Correlation does not equal causation, and the correlation between the number of guns in circulation and gun crime is iffy at best. Eliminate the cities with the worst gun violence in America and also the most stringent gun laws (Chicago, New York, Detroit, and Los Angeles), suicides and organized crime (neither of which would be effectively stopped by legislation), and show the numbers as a percentage for accurate comparison across countries with different populations. The 30,000 Americans that die every year from firearms compared to 1034 a year in Canada cited in Morgenson’s piece is a much less shocking figure when you realize the U.S. has tenfold the population of Canada.
The main issue with gun legislation is that much like you can’t uninvent the wheel, you can’t uninvent the gun. Someone in society must be armed. The irony behind taking an anti-gun stance is that armed police officers will be needed to forcefully take guns away from those that don’t comply. The government isn’t handing over its weapons when it passes more legislation. Criminals don’t follow the law to begin with so they’ll turn to the black market and easily equip themselves with one of the estimated 300 million guns already in circulation in the states. The true debate is really whether you want only police and criminals to be armed and the general public to be caught in the crosshairs, or allow all citizens access to the gun market.

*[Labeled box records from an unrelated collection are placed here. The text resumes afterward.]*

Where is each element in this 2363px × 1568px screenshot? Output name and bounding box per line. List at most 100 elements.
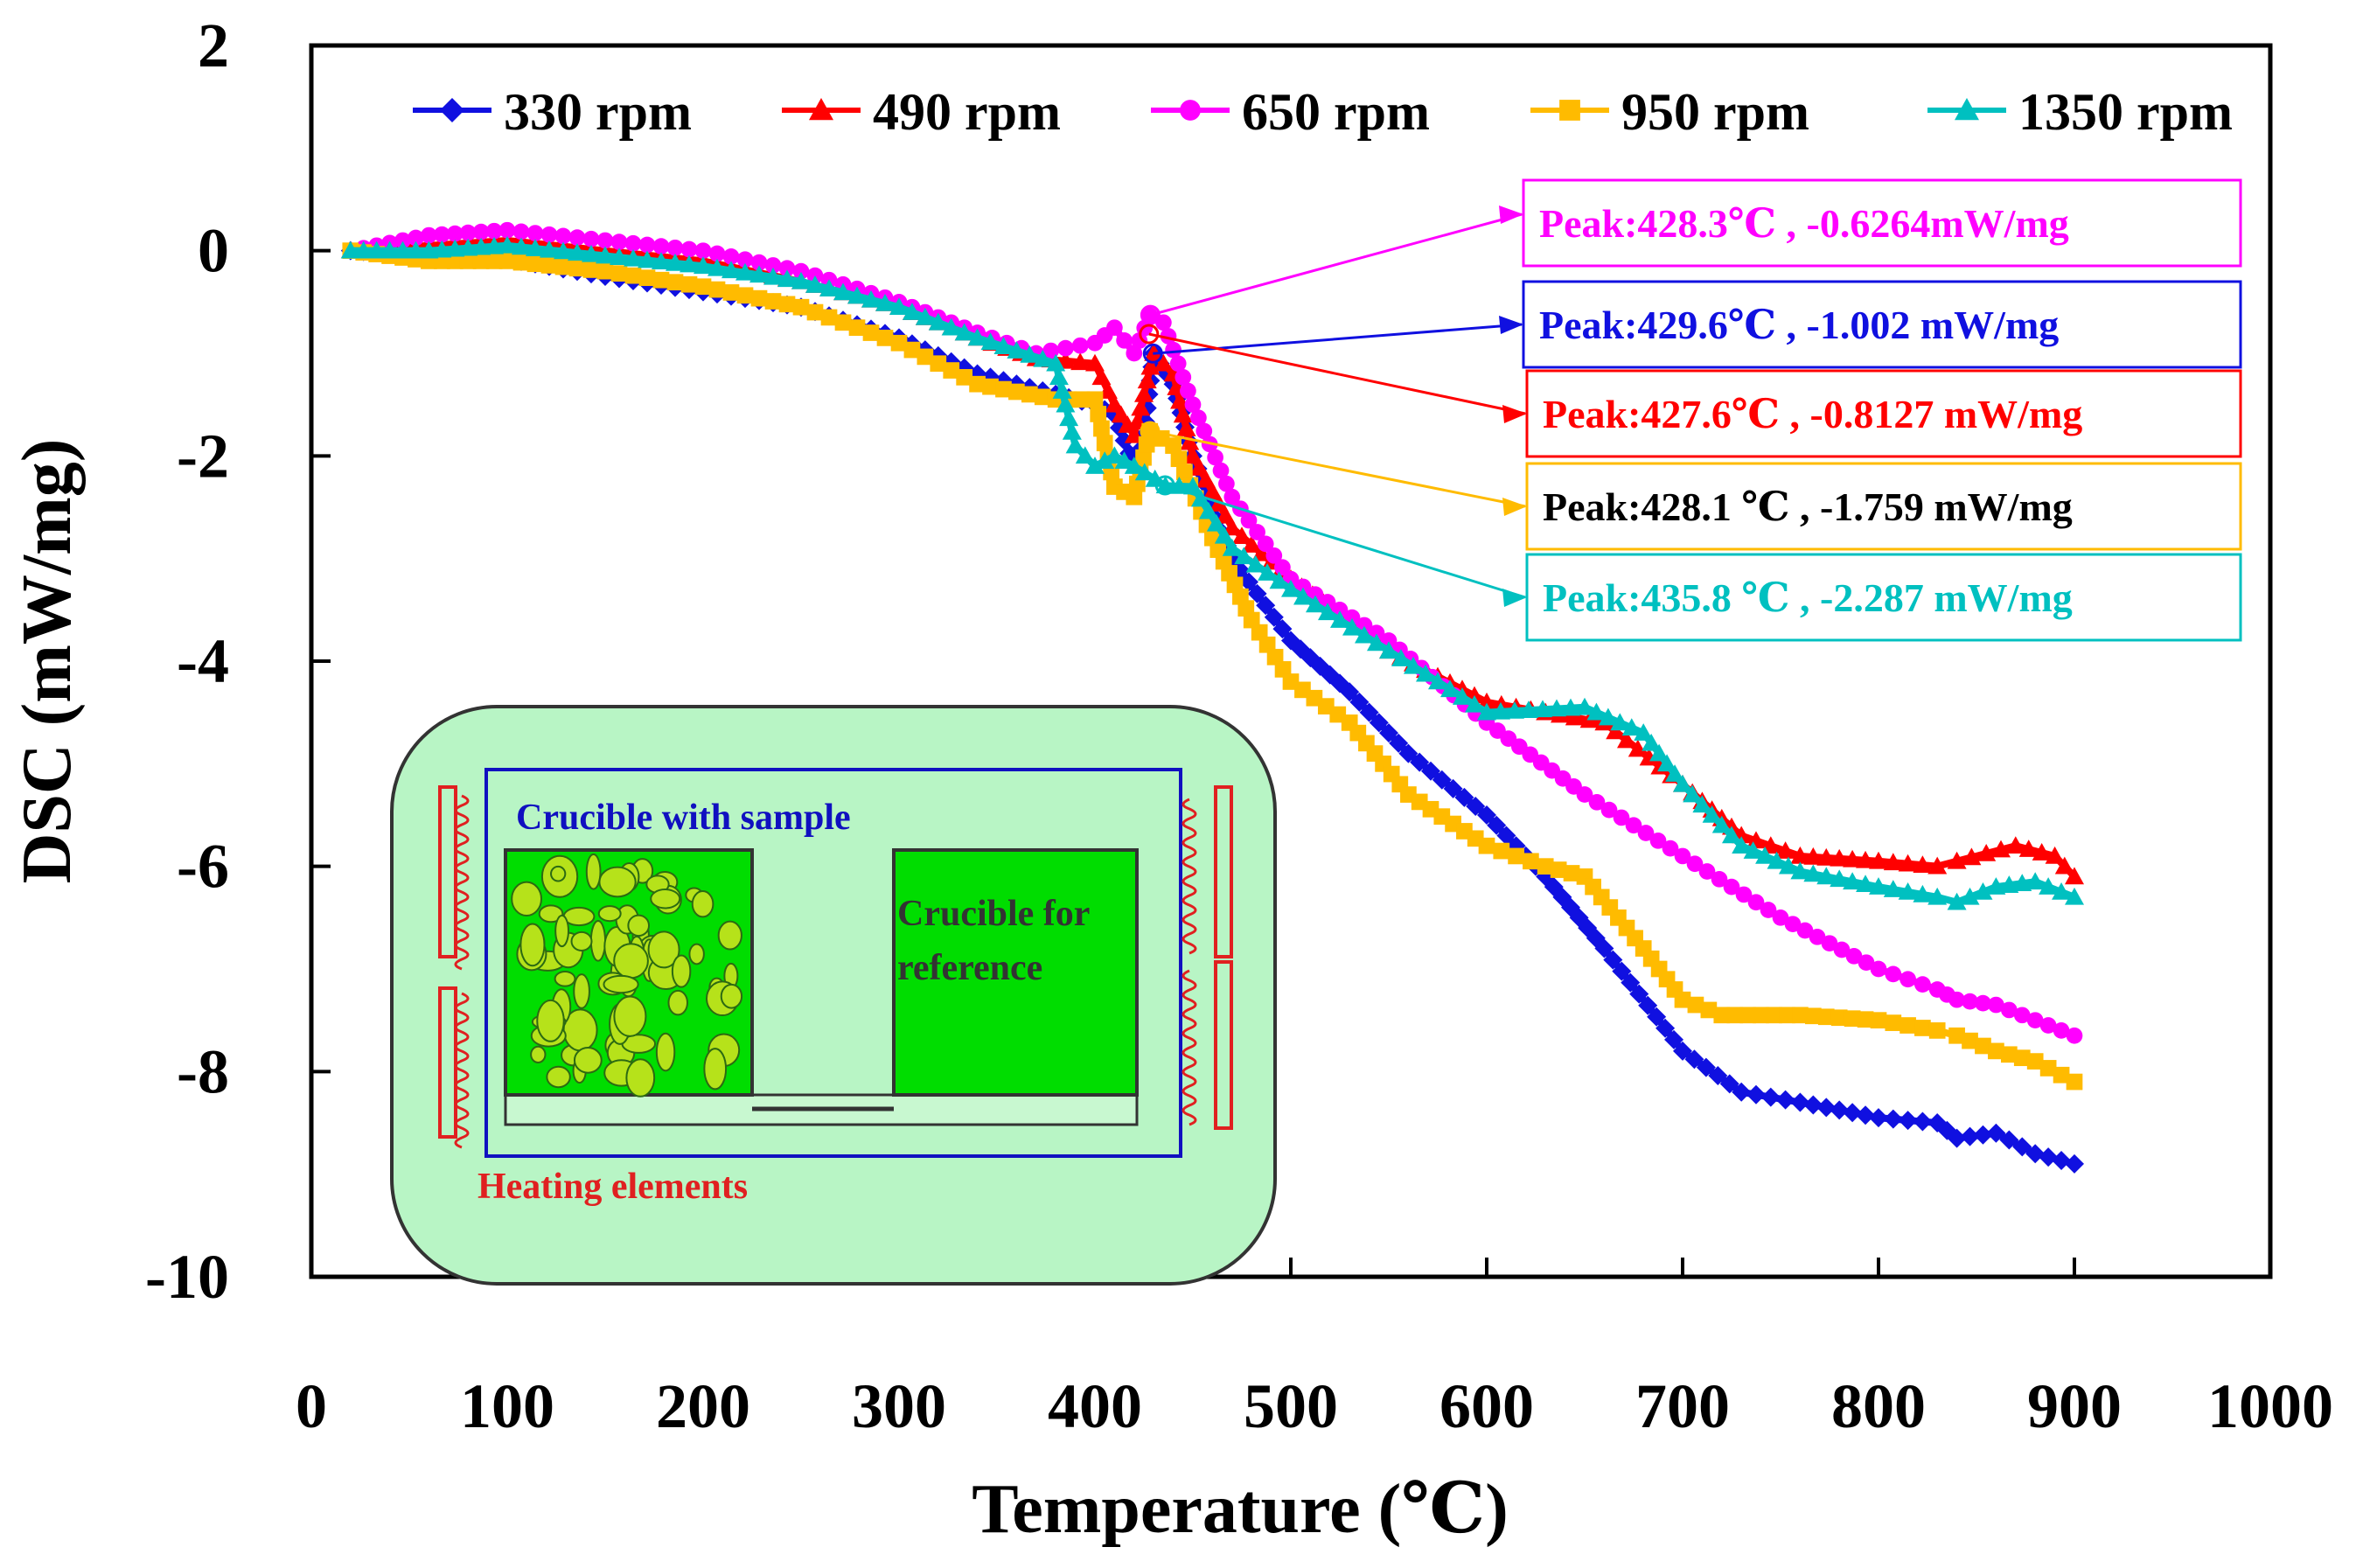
data-point <box>1753 1007 1769 1024</box>
particle <box>554 970 576 987</box>
data-point <box>956 369 973 386</box>
particle <box>717 920 742 951</box>
data-point <box>353 240 373 259</box>
data-point <box>1105 394 1125 413</box>
heating-elements-label: Heating elements <box>477 1167 748 1207</box>
y-tick-label: -10 <box>145 1242 229 1312</box>
data-point <box>1134 463 1154 481</box>
data-point <box>610 265 628 282</box>
data-point <box>1093 420 1110 437</box>
data-point <box>2066 1073 2083 1091</box>
data-point <box>1537 858 1554 875</box>
data-point <box>2053 1066 2070 1084</box>
data-point <box>1821 935 1838 952</box>
x-tick-label: 600 <box>1439 1371 1534 1441</box>
data-point <box>1251 624 1268 641</box>
data-point <box>941 317 961 336</box>
legend: 330 rpm 490 rpm 650 rpm 950 rpm 1350 rpm <box>413 83 2233 141</box>
data-point <box>943 362 960 379</box>
data-point <box>1202 482 1223 500</box>
data-point <box>1033 349 1053 367</box>
legend-item: 950 rpm <box>1530 83 1809 141</box>
data-point <box>1809 928 1826 945</box>
x-tick-label: 200 <box>656 1371 750 1441</box>
data-point <box>1914 1020 1931 1036</box>
data-point <box>554 227 572 245</box>
data-point <box>1206 513 1226 532</box>
data-point <box>1106 319 1123 337</box>
data-point <box>1114 451 1134 469</box>
peak-annotation-3: Peak:427.6℃ , -0.8127 mW/mg <box>1139 324 2242 458</box>
data-point <box>1637 825 1655 841</box>
data-point <box>1173 405 1193 423</box>
data-point <box>1621 972 1641 993</box>
data-point <box>764 257 782 274</box>
data-point <box>1184 396 1202 414</box>
data-point <box>526 255 544 273</box>
data-point <box>1565 707 1585 726</box>
data-point <box>1603 950 1623 970</box>
data-point <box>1095 451 1115 469</box>
data-point <box>1843 1103 1863 1123</box>
data-point <box>1830 848 1850 867</box>
data-point <box>1755 846 1775 864</box>
data-point <box>1389 733 1409 753</box>
particle <box>573 1047 603 1074</box>
data-point <box>1803 1095 1823 1115</box>
heating-element-right-upper <box>1214 785 1233 958</box>
data-point <box>1766 1007 1782 1024</box>
data-point <box>2052 1151 2072 1171</box>
data-point <box>1975 1037 1991 1055</box>
data-point <box>1180 432 1200 450</box>
data-point <box>1723 878 1740 896</box>
annotation-box <box>1525 553 2242 642</box>
data-point <box>1218 475 1235 492</box>
data-point <box>1443 778 1463 798</box>
data-point <box>722 284 740 301</box>
data-point <box>903 341 921 359</box>
data-point <box>568 229 586 246</box>
data-point <box>1760 1087 1781 1107</box>
legend-marker <box>1955 98 1979 121</box>
data-point <box>340 240 360 259</box>
data-point <box>2025 1144 2046 1164</box>
data-point <box>498 253 516 269</box>
legend-marker <box>1559 100 1580 121</box>
data-point <box>471 237 491 255</box>
data-point <box>1960 1126 1980 1146</box>
data-point <box>1816 867 1837 885</box>
data-point <box>485 253 503 269</box>
data-point <box>1858 954 1875 972</box>
data-point <box>1673 1041 1692 1061</box>
data-point <box>890 334 908 352</box>
data-point <box>1844 1010 1861 1028</box>
data-point <box>2012 874 2032 892</box>
data-point <box>1711 815 1732 833</box>
annotation-arrow <box>1164 484 1526 599</box>
data-point <box>1673 774 1692 792</box>
data-point <box>421 226 437 244</box>
data-point <box>1634 723 1654 741</box>
data-point <box>1391 649 1411 666</box>
data-point <box>1508 847 1524 865</box>
data-point <box>1885 1014 1902 1031</box>
data-point <box>1779 1007 1795 1024</box>
data-point <box>805 275 825 293</box>
data-point <box>419 240 439 259</box>
data-point <box>1421 761 1440 781</box>
data-point <box>2039 1017 2057 1034</box>
legend-marker <box>440 98 464 122</box>
data-point <box>1126 488 1143 505</box>
data-point <box>862 324 880 341</box>
data-point <box>1913 1112 1933 1132</box>
data-point <box>610 233 628 250</box>
data-point <box>1269 571 1289 589</box>
data-point <box>1899 1017 1916 1034</box>
data-point <box>2065 867 2084 885</box>
peak-marker <box>1154 475 1175 496</box>
data-point <box>1576 786 1593 803</box>
data-point <box>1999 1130 2019 1150</box>
data-point <box>1739 1007 1757 1024</box>
data-point <box>1453 687 1472 705</box>
x-tick-label: 300 <box>852 1371 946 1441</box>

Gun legislation doesn’t come cheap. Look no farther than the recently abolished long gun registry in Canada. Put in place after the 1989 Montreal mass shooting with an initial price tag of $2 million dollars, Bill C68 cost Canadian taxpayers $2 billion, trampled the rights of law abiding gun owners, made gun ownership unaffordable for low income earners, and did nothing to stop crime. Basing legislation on emotionally charged events with the reasoning that ‘we must do something!’ is a terrible idea.
It’s also important to note that gun ownership in America cannot be taken out of the context of the 2nd Amendment. It’s not a smokescreen, it’s a deeply entrenched constitutional right American citizens hold to protect themselves, their property, and their country from a corrupt and totalitarian government. There’s been enough cases in history of governments turning on their own people that this shouldn’t be seen as a foolish belief. Considering the amount of time America has been fighting Islamic terrorist groups in the Middle East, it’s fair to say an armed populace engaging in guerilla warfare tactics is hard to eliminate even when it’s up against the world’s strongest military. Dictatorship can only happen with a silent and compliant majority of citizens.
So before we bash our neighbours to the south for holding onto their guns, let’s examine this issue from all sides and leave emotional appeals out of the debate on gun violence. Education, not legislation, is the way to a better future.